2.   Para que o leitor construa uma imagem do passado rememorado pela autora, ela usa termos que qualificam e caracterizam algumas passagens de suas memórias. Assinale a alternativa em que os termos destacados não são caracterizadores:

a) (  ) “Nossa vida simples era ricaalegre e sadia.”
b) (  ) “o riso aberto e franco”.
c) (  ) “abriam passagem para alguns deslumbrados motoristas que, em suas desabaladas carreiras”.
d) (X) “Havia tempo para tudo, ninguém se afobava”.

3.   Assinale o trecho no qual a presença da voz do narrador, interrompendo o relato, expressa um recurso de interação entre autor e leitor:
a) (  ) “Não havia surgido a febre dos edifícios altos; nem mesmo o “Prédio Martinelli”.
b) (X) “Para que isso?
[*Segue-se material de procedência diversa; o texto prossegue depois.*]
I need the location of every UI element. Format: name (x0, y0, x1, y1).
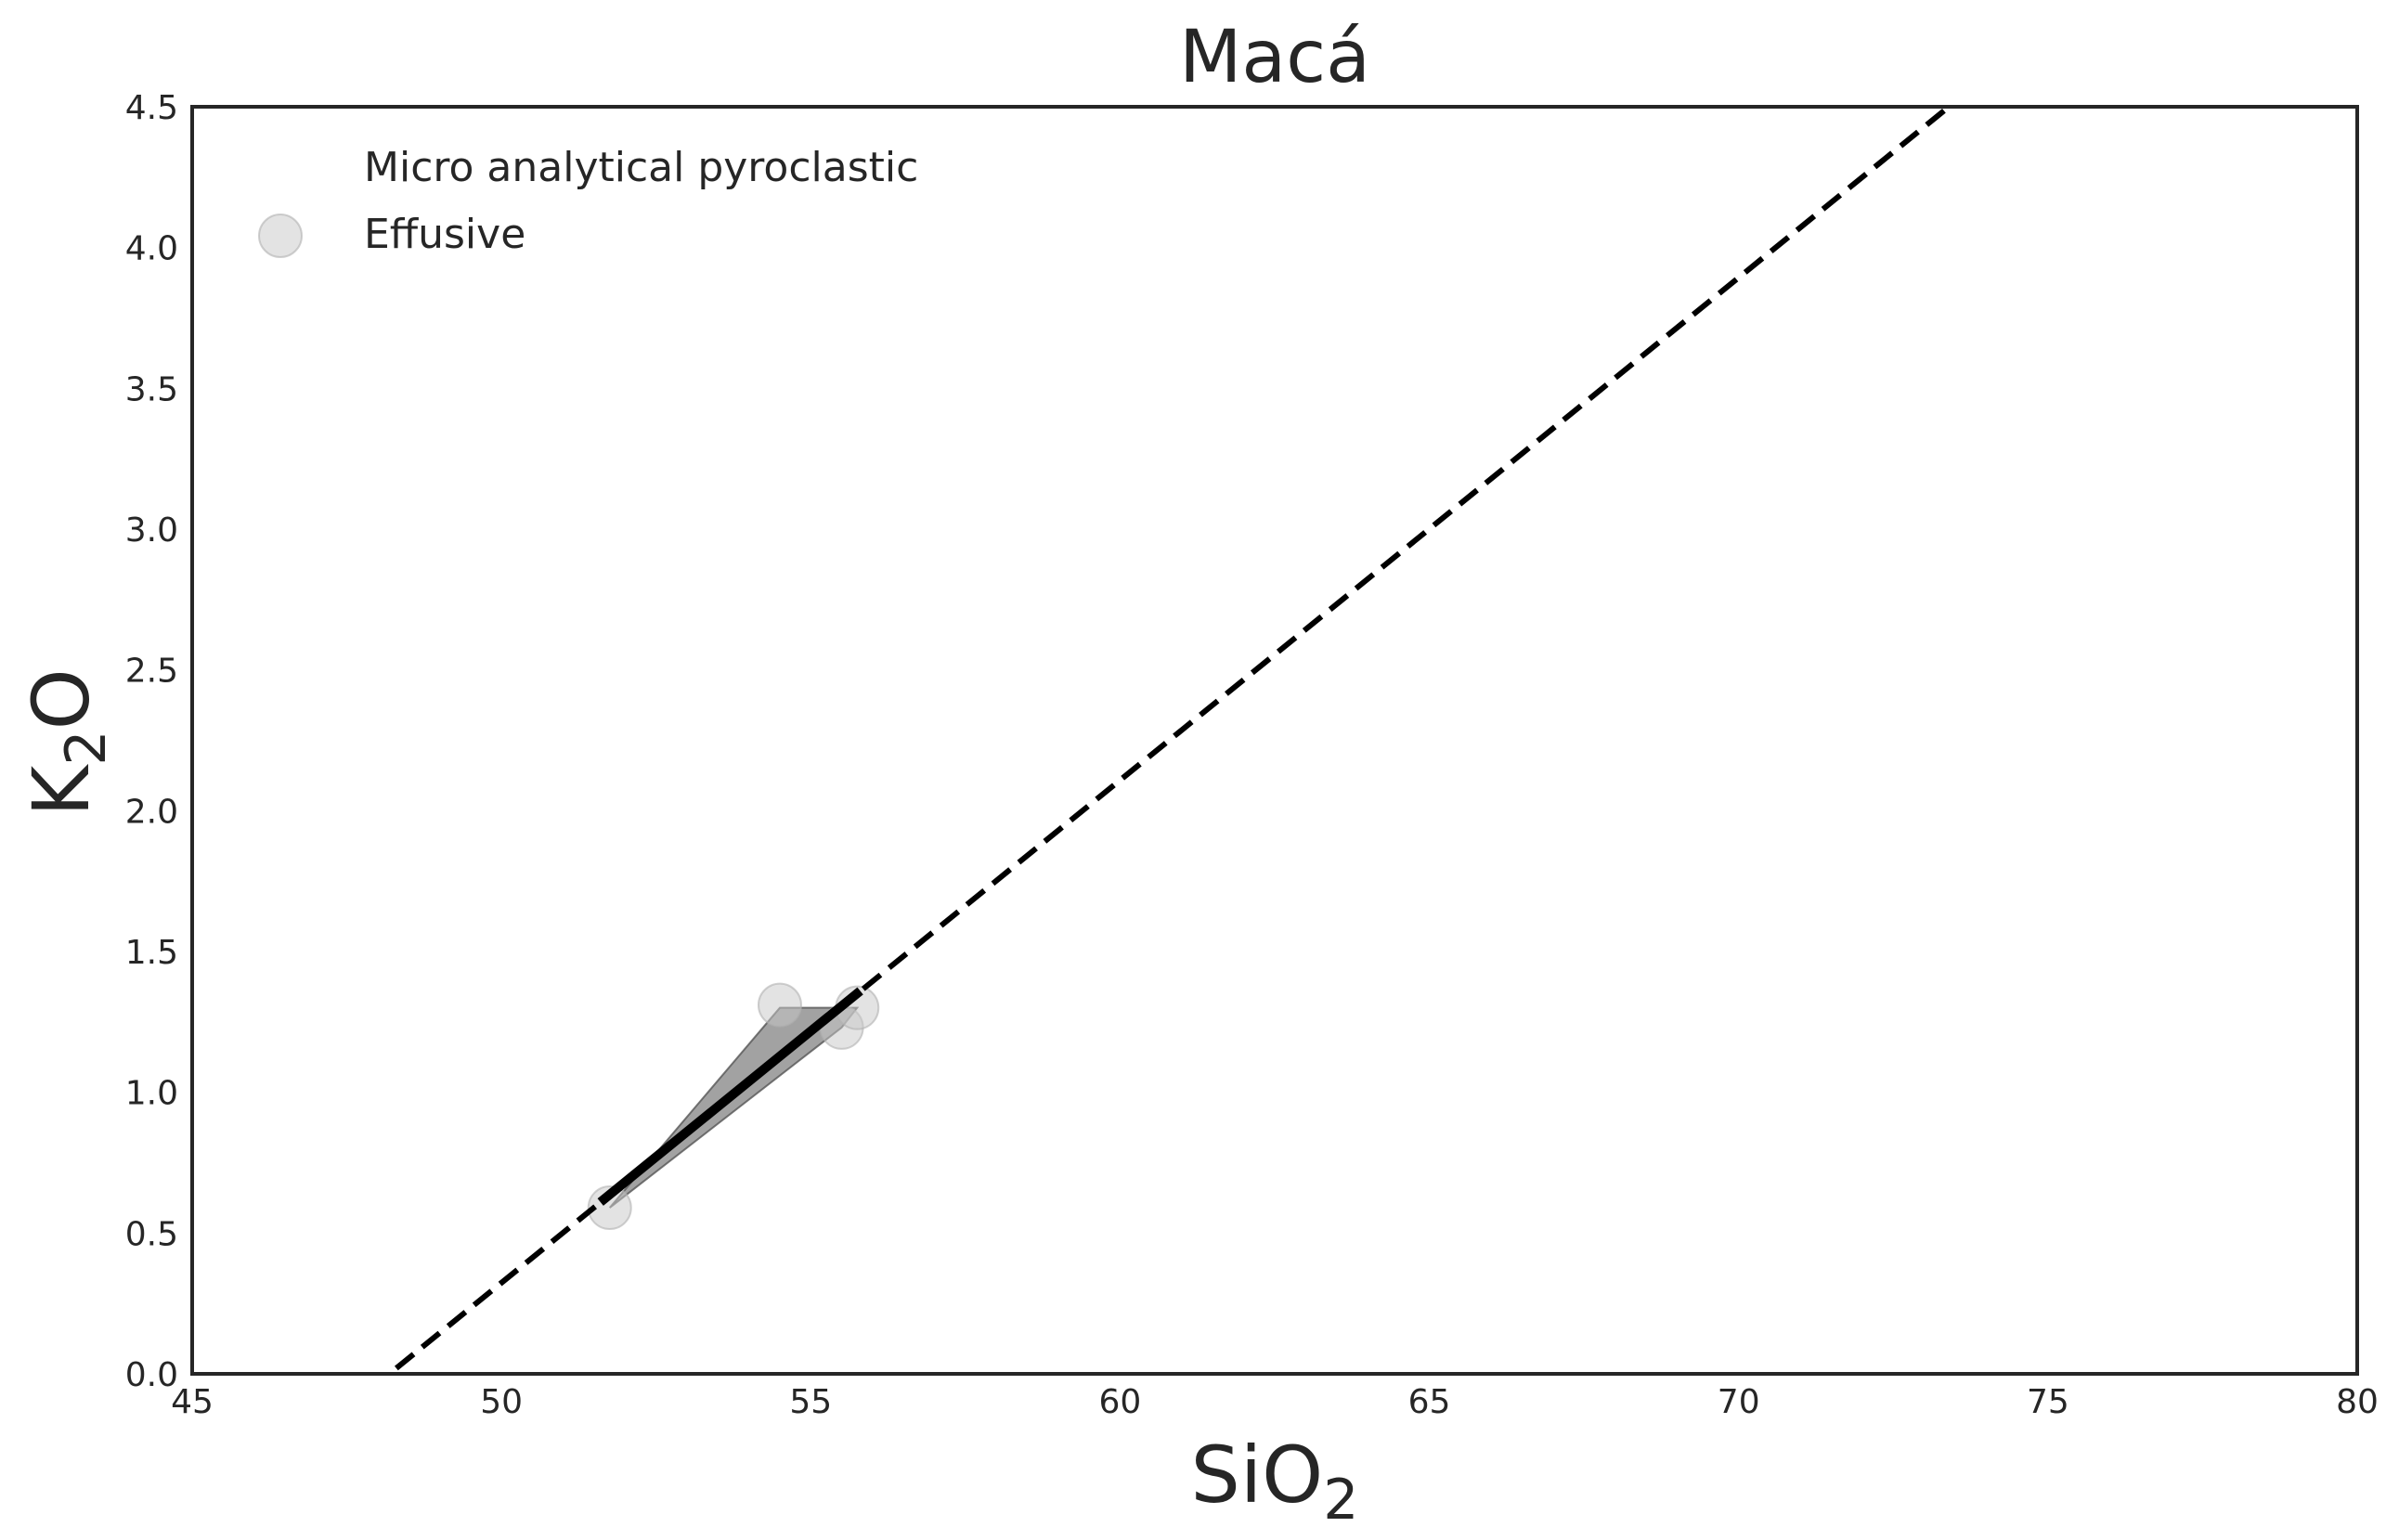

Para que o uso de siglas?”
c) (  ) “Os divertimentos, existentes então, acessíveis a uma família de poucos recursos como a nossa, eram poucos.”
d) (  ) “Nossa vida simples era rica, alegre e sadia.”

4.   Assinale a alternativa que expressa as marcas temporais que identificam um passado distante:
a) (  ) “Havia tempo para tudo” e “Não havia surgido ainda”;
b) (  ) “ninguém se afobava” e “sobrava tempo para ênfase”;
c) (  ) “Fora esse detalhe” e “ainda sobrava tempo para ênfase”;
d) (X) “Naqueles tempos” e “daqueles idos”.